The stairs led them down, deep into the heart of the hill. Four times the stair twisted back, each of them ten steps downward. Forty feet under the earth, or close enough for Erak, when they passed by the first doorway. It was a open hatchway that led to a long tunnel lit with more of the pale blue lights. Soldiers were camped out here, laying about or playing dice and cards, their weapons close at hand. A dorm.
They passed two more and had to be sixty feet deep when Nellis turned down a hall and got off the stairwell. There were no markings anywhere and Erak wondered how long it took for everyone to remember what went where in the uniform environment.
This wasn’t a long dorm like the other stops had been, but rather a round room with maps spaced out everywhere. In the middle of the room was a holographic display that showed off the state of the Armory. Erak paid close attention to the display and noticed that it was changed too.

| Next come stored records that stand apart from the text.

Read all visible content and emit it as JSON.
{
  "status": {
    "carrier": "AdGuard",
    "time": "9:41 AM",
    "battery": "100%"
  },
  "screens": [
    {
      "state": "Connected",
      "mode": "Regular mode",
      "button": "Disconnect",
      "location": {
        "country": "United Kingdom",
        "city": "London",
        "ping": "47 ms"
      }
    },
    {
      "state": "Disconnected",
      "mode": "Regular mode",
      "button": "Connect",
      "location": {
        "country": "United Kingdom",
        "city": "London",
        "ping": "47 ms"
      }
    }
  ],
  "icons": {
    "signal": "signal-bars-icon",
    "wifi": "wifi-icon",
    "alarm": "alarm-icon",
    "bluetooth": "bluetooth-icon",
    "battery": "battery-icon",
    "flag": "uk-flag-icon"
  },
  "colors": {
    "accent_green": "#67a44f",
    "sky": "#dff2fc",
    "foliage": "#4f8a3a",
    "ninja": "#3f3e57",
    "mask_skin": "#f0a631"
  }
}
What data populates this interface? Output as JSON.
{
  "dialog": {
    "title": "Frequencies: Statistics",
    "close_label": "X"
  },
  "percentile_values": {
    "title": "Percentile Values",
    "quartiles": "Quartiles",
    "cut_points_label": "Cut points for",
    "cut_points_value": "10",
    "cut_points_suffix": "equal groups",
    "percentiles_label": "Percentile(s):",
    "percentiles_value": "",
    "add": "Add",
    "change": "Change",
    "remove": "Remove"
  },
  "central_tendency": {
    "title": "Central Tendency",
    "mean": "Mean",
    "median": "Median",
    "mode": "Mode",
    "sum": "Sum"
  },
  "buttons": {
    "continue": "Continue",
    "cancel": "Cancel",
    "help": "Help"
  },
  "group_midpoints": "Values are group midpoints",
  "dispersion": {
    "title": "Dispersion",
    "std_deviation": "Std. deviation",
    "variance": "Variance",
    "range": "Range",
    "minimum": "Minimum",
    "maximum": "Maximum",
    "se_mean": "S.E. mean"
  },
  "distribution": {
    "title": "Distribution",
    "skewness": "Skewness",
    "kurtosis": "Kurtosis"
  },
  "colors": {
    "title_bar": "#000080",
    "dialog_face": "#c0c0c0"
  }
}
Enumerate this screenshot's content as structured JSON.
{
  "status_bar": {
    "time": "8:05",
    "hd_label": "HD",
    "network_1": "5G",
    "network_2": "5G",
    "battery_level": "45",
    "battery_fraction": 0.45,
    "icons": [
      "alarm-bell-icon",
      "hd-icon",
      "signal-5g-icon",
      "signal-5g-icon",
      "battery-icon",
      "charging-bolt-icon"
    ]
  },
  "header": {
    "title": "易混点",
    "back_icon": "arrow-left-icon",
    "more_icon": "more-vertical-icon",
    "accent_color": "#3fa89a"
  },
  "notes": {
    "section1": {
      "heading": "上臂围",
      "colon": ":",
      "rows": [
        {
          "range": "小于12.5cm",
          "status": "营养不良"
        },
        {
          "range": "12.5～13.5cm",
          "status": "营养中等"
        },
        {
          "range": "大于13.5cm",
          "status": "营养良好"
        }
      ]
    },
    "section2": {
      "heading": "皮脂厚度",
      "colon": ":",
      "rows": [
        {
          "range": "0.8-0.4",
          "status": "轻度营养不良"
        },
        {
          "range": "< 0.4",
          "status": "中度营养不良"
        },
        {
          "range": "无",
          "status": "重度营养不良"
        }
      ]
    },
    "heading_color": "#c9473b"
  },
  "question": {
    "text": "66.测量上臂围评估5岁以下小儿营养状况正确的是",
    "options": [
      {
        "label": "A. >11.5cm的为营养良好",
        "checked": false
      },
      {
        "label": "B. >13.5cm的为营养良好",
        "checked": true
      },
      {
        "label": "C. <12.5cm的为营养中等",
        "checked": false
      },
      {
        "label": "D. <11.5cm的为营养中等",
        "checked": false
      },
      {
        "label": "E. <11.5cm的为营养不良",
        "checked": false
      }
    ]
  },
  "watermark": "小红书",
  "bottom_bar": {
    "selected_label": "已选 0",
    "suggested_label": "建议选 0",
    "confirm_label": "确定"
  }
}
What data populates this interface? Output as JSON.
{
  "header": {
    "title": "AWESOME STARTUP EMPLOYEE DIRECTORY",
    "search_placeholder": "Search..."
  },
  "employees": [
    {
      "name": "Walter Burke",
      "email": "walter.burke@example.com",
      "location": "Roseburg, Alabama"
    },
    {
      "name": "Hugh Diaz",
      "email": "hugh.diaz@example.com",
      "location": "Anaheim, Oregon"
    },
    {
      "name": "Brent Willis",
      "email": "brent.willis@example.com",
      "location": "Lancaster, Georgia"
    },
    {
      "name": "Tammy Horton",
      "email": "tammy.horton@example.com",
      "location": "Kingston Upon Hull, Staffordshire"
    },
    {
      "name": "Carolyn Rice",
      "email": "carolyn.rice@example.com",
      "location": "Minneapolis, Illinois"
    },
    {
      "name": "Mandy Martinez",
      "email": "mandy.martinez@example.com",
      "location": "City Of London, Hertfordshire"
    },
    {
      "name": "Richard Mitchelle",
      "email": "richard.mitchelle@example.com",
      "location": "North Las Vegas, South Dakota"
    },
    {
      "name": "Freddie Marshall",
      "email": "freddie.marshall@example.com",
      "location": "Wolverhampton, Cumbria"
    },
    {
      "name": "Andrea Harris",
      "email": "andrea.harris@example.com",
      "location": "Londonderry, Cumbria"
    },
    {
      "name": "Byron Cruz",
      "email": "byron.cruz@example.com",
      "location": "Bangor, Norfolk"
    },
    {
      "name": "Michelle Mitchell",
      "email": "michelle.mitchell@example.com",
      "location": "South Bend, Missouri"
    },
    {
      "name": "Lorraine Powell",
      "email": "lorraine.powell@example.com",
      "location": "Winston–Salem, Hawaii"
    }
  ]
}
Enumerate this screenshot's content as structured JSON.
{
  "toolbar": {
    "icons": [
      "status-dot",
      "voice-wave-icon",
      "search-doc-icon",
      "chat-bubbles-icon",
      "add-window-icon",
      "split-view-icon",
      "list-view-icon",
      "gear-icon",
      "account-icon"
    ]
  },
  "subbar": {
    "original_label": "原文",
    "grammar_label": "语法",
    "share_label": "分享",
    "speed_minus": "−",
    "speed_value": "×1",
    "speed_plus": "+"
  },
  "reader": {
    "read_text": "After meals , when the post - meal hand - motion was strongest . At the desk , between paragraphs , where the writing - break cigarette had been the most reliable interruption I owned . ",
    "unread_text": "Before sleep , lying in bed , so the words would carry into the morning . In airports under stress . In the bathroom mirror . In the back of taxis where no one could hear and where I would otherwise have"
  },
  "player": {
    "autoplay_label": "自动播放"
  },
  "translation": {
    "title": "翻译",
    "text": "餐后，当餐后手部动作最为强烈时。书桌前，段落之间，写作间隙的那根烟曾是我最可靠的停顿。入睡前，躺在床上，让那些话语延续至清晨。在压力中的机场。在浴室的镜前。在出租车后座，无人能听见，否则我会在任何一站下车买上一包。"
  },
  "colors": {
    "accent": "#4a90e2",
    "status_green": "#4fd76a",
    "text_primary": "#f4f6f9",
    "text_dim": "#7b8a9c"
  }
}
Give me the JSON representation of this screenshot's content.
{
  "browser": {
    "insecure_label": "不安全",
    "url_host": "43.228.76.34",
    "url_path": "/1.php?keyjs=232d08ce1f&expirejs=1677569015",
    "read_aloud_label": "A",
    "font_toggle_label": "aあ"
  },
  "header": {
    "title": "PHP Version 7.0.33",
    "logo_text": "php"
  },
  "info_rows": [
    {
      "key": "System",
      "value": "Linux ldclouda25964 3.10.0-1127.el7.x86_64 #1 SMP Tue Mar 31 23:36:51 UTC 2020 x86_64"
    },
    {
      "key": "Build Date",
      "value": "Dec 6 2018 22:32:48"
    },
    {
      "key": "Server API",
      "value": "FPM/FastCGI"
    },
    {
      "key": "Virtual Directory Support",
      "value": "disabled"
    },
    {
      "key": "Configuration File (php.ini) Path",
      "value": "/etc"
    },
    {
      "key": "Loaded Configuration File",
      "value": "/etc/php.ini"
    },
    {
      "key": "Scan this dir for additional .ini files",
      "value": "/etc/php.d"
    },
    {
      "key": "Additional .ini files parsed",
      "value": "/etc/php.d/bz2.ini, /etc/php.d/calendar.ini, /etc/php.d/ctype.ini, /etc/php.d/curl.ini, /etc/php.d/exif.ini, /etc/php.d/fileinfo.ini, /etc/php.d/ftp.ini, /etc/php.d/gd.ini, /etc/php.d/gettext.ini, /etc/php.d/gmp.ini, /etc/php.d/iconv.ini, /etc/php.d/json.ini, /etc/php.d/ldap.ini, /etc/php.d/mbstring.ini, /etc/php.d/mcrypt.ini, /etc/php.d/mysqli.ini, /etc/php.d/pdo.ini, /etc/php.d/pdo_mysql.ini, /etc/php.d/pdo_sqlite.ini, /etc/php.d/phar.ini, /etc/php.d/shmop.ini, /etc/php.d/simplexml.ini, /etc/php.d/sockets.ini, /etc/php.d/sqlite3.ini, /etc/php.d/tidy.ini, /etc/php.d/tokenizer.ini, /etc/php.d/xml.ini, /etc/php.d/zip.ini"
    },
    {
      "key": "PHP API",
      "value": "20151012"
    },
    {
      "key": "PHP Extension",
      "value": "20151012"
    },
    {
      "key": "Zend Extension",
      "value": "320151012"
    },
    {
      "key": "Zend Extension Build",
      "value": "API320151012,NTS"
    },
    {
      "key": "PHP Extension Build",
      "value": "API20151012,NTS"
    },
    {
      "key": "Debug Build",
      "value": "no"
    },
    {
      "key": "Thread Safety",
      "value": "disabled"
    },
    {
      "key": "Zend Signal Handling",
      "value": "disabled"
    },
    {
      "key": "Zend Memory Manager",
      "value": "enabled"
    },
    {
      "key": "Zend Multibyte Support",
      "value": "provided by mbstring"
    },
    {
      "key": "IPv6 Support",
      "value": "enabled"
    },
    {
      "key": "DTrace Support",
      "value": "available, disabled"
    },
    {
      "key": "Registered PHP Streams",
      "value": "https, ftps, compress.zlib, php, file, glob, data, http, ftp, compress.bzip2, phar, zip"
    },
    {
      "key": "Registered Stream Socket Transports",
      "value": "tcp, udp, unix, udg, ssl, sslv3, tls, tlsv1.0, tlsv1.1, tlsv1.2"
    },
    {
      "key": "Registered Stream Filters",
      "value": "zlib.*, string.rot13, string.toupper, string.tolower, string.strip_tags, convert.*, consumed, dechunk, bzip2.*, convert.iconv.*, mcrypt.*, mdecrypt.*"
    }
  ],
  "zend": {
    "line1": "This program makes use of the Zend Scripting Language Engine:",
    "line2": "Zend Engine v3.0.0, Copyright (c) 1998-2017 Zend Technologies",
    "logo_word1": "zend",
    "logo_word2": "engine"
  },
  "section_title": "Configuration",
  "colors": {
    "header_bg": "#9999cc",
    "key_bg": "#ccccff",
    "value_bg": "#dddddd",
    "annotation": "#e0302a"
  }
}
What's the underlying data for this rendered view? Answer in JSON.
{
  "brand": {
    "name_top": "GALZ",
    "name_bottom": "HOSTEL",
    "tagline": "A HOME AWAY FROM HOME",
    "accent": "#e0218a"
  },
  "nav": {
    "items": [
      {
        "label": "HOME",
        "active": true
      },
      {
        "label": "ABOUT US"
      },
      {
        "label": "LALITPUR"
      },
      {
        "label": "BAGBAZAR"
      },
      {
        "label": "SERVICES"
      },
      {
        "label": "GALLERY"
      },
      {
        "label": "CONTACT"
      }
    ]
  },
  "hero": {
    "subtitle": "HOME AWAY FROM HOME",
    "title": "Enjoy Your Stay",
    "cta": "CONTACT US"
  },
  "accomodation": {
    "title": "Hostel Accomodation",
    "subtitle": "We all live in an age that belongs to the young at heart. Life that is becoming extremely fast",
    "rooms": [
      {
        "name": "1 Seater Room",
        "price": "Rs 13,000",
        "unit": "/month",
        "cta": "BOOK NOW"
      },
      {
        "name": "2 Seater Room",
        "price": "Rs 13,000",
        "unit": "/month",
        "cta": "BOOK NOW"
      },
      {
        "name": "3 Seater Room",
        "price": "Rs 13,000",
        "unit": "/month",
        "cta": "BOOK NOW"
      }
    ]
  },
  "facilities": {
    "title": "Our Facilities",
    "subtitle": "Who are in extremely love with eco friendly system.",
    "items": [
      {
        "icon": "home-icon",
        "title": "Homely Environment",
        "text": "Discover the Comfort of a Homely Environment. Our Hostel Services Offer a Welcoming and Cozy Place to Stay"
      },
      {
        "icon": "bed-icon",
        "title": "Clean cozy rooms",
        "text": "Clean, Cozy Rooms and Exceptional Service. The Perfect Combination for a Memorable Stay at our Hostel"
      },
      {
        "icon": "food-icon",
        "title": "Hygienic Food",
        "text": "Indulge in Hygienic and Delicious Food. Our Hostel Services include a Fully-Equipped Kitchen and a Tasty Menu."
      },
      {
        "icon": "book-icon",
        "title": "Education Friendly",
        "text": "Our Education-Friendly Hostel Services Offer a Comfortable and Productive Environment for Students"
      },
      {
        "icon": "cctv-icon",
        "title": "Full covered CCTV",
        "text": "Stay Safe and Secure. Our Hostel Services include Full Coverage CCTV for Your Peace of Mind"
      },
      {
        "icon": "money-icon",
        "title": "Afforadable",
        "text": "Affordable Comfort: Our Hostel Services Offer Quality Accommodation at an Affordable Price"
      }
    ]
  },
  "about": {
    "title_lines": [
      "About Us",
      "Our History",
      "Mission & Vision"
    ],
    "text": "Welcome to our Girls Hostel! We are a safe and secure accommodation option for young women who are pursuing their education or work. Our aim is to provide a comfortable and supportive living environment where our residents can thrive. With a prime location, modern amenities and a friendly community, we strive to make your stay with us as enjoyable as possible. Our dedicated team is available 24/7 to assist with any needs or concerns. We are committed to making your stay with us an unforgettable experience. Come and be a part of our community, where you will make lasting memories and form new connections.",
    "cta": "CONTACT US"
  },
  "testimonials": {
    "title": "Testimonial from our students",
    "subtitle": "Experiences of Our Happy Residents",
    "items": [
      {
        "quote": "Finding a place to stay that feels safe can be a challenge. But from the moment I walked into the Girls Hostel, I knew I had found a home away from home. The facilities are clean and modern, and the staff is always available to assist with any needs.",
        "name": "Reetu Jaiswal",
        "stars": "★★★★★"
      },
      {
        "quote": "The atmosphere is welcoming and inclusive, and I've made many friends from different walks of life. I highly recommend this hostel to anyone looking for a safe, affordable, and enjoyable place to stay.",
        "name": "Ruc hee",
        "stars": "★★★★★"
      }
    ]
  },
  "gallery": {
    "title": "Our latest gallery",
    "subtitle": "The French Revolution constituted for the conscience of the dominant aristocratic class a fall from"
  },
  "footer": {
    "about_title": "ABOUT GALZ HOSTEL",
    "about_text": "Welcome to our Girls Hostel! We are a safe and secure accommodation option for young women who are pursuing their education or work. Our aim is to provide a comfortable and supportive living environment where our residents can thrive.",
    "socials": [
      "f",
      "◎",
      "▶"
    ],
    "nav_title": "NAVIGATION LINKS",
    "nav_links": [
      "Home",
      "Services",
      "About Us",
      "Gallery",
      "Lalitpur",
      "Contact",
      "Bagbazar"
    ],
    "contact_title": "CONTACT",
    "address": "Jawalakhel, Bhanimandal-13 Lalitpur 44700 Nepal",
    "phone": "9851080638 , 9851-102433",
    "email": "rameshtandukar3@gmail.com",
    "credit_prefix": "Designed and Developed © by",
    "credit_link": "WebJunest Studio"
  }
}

“General, we have visitors,” the display said. Erak looked down at it for a moment before turning his attention to General Foy. An old woman with white hair cut brutally short to her wrinkled scalp. Piercing gunmetal gray eyes and a spine so rigid and straight Erak thought one could use it as a ruler. She hardly glanced their way, turning her head back before snapping back up again.
To look at Rutledge.
“Helena, I didn’t know you were alive,” Foy had a soft voice, but a firm hand as she pumped Rutledge’s vigorously.
“Neeta, it is good to see you. It’s been years. I had thought you had retired?”
“Next month actually was the official retirement date. I was only a few weeks away from being on my estates in the Middle Kingdom. Alas, the world.”
“This is Professor Julius Meckard of the Archaeology department. And Erak, the Bloodsworn to our new Queen. And Ring Bearer.”
“Another one?” Incredulity filled a melodious voice, coming from the young man who had been standing in the corner. Whipcord lean and dressed in fashionable golds and blues, a ceremonial long saber rode on his hip. Red hair tucked back and into a warrior’s knot showed the angled tips of his ears, hinting at his ancestry. Cream colored skin and emerald eyes, his lips quirked up in amusement as he strode forward to introduce himself, hand leading.
“I am the 17th Prince, Sammus Greenbough.”